All-hands meetings are the highest-leverage culture moment a company has. Done well, they align everyone. Done badly, they waste 50 person-hours and erode trust. Claude accelerates the prep. The judgment about what to say stays human. Here is the workflow.
Most all-hands meetings are status updates that could have been emails. They feel like obligation, not connection. People disengage, multi-task, and leave the meeting having forgotten what was discussed.
The version that works has 3 elements: real updates (not status fluff), space for honest Q&A, and consistent rhythm. AI helps with the prep that makes the first element happen.

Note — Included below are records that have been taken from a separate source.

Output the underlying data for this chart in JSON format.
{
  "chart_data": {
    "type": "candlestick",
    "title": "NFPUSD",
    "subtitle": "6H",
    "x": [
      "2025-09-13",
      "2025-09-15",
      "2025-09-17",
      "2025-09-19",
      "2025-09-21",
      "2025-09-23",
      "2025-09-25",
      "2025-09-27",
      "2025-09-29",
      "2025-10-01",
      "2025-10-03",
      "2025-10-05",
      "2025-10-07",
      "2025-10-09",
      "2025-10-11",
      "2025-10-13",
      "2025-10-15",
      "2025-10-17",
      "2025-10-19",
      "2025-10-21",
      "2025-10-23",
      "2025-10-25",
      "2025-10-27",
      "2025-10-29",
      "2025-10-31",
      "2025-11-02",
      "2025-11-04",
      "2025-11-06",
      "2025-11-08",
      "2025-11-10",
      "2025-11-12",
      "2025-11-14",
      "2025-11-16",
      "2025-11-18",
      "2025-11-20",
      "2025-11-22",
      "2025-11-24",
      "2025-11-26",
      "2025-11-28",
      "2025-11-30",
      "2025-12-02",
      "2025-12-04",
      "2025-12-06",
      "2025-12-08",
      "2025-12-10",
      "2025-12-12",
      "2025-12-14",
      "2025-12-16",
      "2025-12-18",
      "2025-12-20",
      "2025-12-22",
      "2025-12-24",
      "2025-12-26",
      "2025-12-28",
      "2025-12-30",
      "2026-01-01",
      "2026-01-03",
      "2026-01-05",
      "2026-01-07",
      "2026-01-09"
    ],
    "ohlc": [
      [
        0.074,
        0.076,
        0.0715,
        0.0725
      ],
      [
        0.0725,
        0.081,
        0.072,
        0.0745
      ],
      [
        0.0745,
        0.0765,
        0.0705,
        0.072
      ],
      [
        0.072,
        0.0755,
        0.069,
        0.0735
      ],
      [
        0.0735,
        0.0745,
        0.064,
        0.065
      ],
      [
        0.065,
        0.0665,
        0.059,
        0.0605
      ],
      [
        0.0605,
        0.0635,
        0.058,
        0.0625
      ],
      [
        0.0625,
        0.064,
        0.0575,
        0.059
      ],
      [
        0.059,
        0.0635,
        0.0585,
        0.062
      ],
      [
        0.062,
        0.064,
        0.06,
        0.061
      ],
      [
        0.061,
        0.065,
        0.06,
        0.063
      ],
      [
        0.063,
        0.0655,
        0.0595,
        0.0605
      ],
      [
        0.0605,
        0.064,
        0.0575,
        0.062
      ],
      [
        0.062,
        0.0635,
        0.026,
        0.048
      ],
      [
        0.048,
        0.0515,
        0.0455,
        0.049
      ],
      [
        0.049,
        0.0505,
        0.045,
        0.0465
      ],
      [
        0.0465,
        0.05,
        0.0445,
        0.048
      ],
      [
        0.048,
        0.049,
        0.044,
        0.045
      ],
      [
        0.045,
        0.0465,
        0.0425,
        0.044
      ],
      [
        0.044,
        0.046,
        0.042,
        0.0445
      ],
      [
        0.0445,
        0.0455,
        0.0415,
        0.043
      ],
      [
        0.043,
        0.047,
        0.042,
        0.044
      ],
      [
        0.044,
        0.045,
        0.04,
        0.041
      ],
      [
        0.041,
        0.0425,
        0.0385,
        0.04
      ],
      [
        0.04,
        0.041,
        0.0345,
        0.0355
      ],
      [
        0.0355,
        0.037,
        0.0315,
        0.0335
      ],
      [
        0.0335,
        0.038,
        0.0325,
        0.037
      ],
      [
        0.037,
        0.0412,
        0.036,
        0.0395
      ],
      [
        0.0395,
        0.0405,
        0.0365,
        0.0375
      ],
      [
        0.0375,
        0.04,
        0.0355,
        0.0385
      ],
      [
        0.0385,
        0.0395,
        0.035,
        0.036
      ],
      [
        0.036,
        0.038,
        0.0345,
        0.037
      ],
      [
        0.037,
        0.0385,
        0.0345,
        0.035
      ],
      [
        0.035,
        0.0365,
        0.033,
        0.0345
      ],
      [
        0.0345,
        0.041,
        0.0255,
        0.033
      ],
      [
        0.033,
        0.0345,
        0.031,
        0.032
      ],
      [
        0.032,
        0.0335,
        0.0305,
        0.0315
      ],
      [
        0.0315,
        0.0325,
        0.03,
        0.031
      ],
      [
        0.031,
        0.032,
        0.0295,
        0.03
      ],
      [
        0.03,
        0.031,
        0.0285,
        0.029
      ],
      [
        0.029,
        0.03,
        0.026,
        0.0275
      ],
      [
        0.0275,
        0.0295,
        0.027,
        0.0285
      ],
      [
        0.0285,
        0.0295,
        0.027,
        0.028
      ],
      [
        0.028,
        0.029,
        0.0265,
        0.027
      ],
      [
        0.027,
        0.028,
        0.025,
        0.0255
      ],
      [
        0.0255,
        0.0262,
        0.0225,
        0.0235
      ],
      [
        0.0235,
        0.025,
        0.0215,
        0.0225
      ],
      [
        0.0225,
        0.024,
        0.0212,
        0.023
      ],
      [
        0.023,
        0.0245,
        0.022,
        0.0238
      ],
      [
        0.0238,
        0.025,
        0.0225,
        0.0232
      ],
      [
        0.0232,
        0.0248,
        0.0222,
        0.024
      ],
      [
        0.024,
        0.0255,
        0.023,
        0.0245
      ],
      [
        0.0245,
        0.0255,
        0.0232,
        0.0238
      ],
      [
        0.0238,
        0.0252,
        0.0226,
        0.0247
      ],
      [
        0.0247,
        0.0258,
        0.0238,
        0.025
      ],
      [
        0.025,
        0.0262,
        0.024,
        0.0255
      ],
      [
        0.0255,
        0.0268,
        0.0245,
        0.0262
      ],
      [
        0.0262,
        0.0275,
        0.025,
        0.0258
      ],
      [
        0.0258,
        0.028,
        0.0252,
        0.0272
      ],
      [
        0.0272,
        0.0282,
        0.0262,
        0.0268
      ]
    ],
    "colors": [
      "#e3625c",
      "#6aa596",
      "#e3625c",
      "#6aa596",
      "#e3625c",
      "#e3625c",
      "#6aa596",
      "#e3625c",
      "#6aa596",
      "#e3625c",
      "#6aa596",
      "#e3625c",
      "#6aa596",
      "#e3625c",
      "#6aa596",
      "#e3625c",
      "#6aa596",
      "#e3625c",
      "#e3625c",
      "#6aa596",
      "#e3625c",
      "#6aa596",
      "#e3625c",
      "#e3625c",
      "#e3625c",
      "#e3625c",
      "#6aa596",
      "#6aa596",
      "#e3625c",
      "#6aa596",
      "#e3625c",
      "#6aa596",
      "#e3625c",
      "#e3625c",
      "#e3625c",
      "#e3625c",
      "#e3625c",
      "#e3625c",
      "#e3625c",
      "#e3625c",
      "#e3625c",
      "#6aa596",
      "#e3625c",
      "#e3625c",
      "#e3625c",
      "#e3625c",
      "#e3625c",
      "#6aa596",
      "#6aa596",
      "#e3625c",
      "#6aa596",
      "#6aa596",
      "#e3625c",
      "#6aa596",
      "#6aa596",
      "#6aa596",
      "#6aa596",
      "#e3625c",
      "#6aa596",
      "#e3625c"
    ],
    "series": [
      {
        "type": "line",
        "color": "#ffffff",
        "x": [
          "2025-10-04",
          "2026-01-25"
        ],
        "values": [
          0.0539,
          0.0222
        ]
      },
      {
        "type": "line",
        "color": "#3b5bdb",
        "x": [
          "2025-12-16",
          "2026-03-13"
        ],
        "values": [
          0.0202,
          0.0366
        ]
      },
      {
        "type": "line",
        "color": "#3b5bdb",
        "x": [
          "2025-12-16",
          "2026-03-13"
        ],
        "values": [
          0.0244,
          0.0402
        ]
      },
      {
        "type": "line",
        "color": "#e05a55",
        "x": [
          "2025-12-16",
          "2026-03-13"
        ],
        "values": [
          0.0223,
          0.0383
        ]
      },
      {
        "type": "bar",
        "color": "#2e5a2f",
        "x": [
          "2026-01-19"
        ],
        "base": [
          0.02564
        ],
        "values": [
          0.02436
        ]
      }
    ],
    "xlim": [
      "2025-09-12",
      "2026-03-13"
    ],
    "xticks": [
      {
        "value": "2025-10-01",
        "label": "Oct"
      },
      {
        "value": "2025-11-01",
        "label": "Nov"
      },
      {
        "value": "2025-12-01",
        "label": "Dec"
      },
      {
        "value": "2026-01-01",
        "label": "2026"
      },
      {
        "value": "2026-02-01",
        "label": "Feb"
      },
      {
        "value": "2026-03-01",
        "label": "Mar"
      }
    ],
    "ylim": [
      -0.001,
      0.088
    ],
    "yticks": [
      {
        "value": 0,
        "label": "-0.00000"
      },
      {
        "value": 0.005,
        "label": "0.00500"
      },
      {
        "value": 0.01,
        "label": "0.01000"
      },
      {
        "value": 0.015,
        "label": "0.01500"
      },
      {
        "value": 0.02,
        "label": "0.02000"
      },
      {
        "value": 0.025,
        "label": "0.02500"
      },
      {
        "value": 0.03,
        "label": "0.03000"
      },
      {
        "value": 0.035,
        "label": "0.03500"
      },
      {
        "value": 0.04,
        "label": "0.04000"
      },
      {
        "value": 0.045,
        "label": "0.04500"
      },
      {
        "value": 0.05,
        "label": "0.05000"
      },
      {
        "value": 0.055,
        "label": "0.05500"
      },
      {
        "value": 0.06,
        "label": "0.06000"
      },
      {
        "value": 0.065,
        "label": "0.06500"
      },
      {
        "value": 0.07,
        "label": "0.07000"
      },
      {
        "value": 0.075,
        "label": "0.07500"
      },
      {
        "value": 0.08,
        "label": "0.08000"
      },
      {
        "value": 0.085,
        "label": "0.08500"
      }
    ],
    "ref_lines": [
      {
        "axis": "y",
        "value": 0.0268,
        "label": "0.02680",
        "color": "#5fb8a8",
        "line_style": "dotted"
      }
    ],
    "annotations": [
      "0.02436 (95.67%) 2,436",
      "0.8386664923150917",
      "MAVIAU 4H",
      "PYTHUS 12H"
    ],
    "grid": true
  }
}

I am preparing our [WEEKLY / MONTHLY] all-hands meeting. Key company events since last meeting: [PASTE] Key metrics to share: [PASTE] Key decisions made: [PASTE] Key hires or departures: [PASTE] What people on the team are asking about (from slack, 1:1s, gossip): [PASTE] Time available: [60 / 45 / 30 mins] Design the agenda: 1. Open (5 min): one specific thing to make people feel connected 2. Key updates (15 min): the 3-5 things that matter 3. Spotlight on a team or function (10 min): named recognition with specifics 4. Q&A (15-20 min): expected questions + how to address 5. Close (2 min): one specific takeaway For each section, provide: - Specific talking points - The honest answer to the hardest expected Q&A question (do not soften) - What to say if a topic gets too long Voice rules: candid, specific, no corporate jargon. People can tell when leadership is hiding bad news.